So last year, my best friend of 8 years ended us after a few months of me having random depression if I couldn't be around him. Over time, I've realized how much I was hurting him with emotional abuse and I feel so terrible about it. But I know he won't ever let me in his life again and I agree with that. So I just need to know, How can I forgive myself for abusing someone I love?
Hey Nonnie, I have a friend who went through a very similar situation, so I asked for their advice on your behalf. They wrote:
Acknowledging that you made a mistake is important, but also be kind to yourself. Recognize what you did wrong, and learn from it. Know that your friend doesn’t owe you anything, but also know that – although you aren’t absolved of responsibility, you were/are mentally ill.

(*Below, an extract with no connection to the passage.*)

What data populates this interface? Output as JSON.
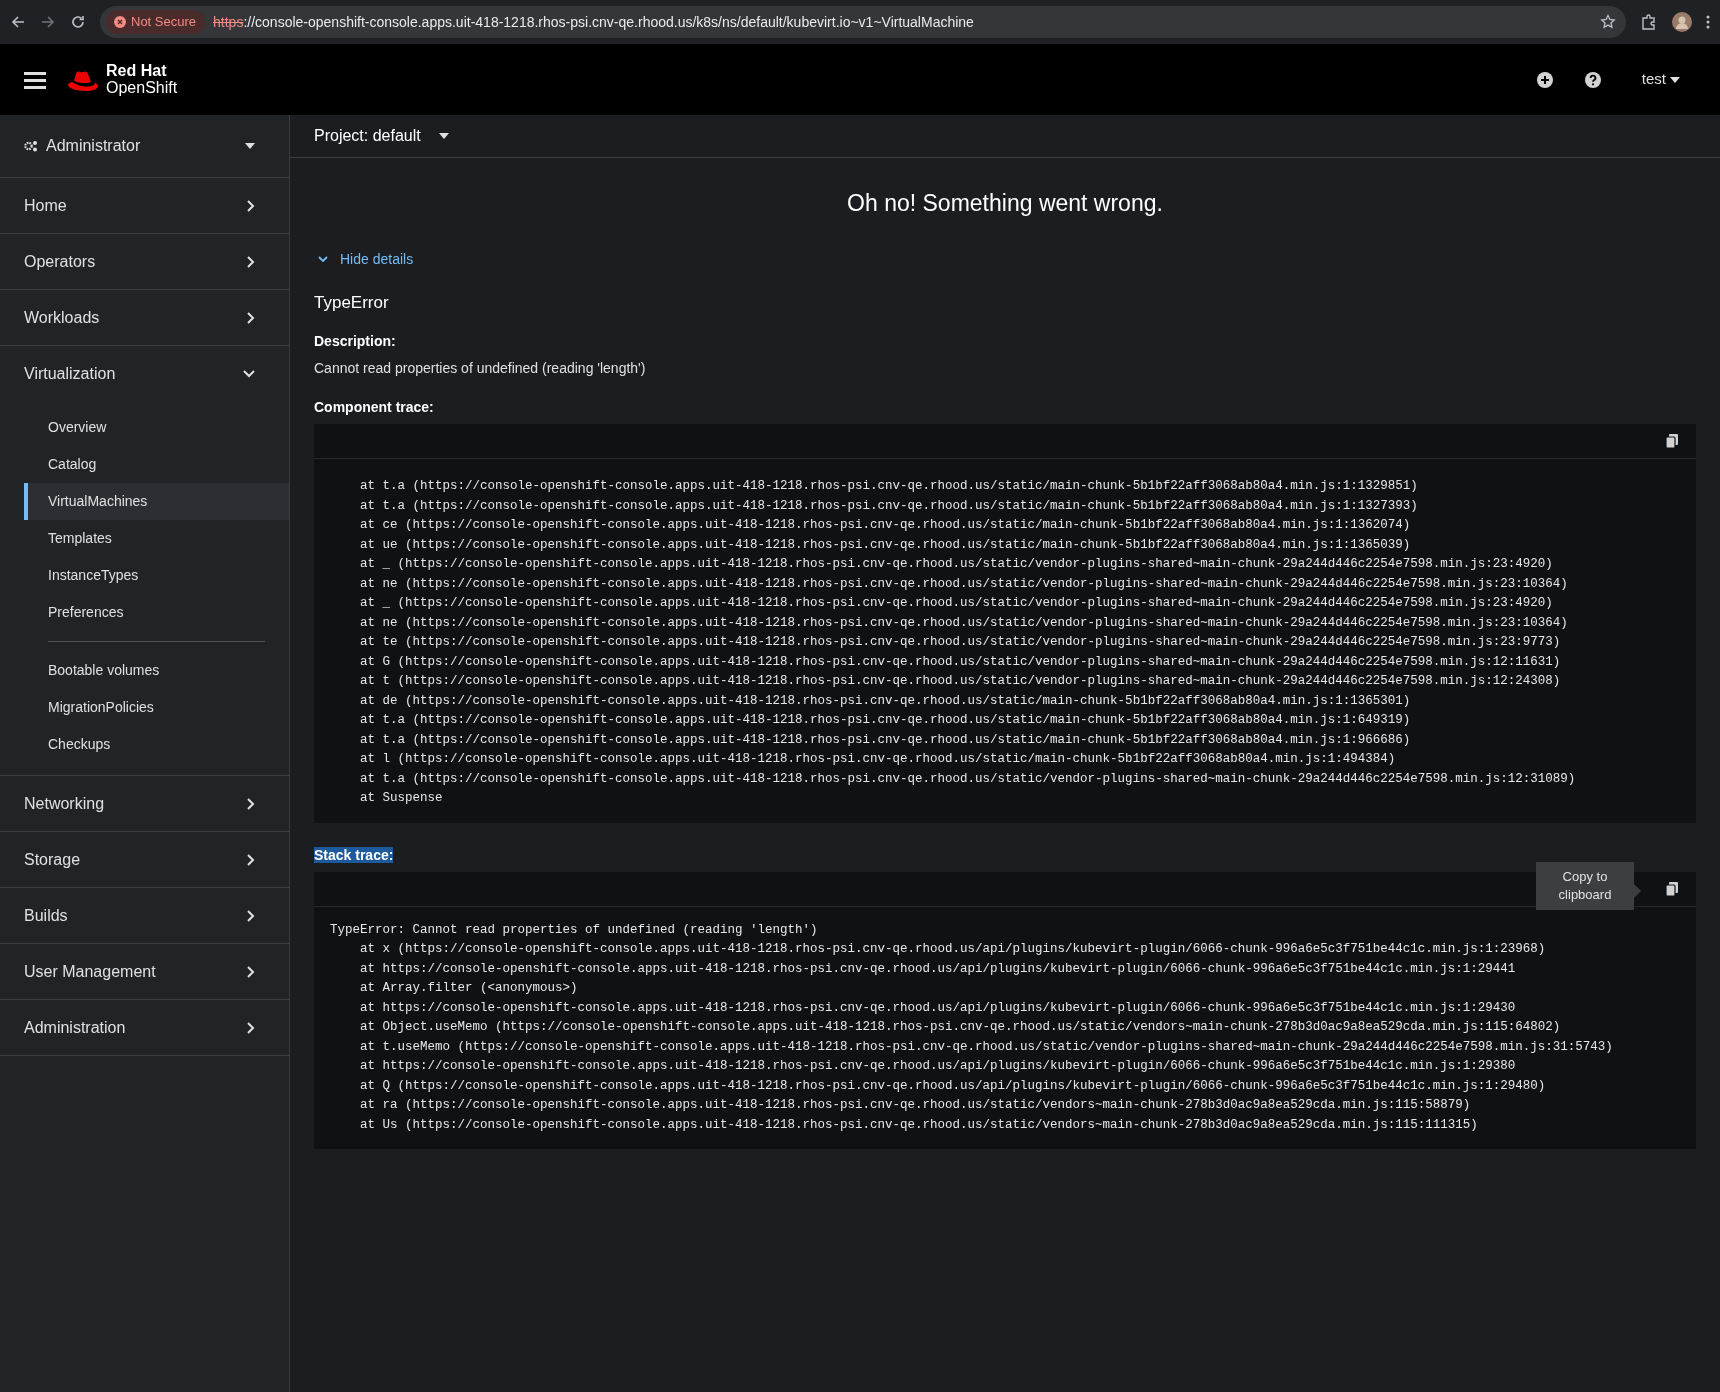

I truly believe that the thing that separates you from a ‘bad person’ is that looking back, you recognize that what you did was bad. Another thing that makes you a ‘good person’, is the fact that you’re actively seeking a way to resolve this situation.
Now, you can’t change the past, but what you can do is decide how you approach the consequences of your past actions. Reach out to your friend if you haven’t already. Apologize to them a final time. That’s all you can really do – try to fix your wrongdoings, but give your friend space if that’s what they need from you right now. Then you can rest, knowing that you’ve done all that you can. You can work to forgive yourself in the knowledge that here, now, you’ve done all the right things. You’ve changed, and you will do everything in your power to ensure that history doesn’t repeat itself.
I really hope this is helpful, Anon. If there’s anything else that I can do for you, know that my askbox is always open.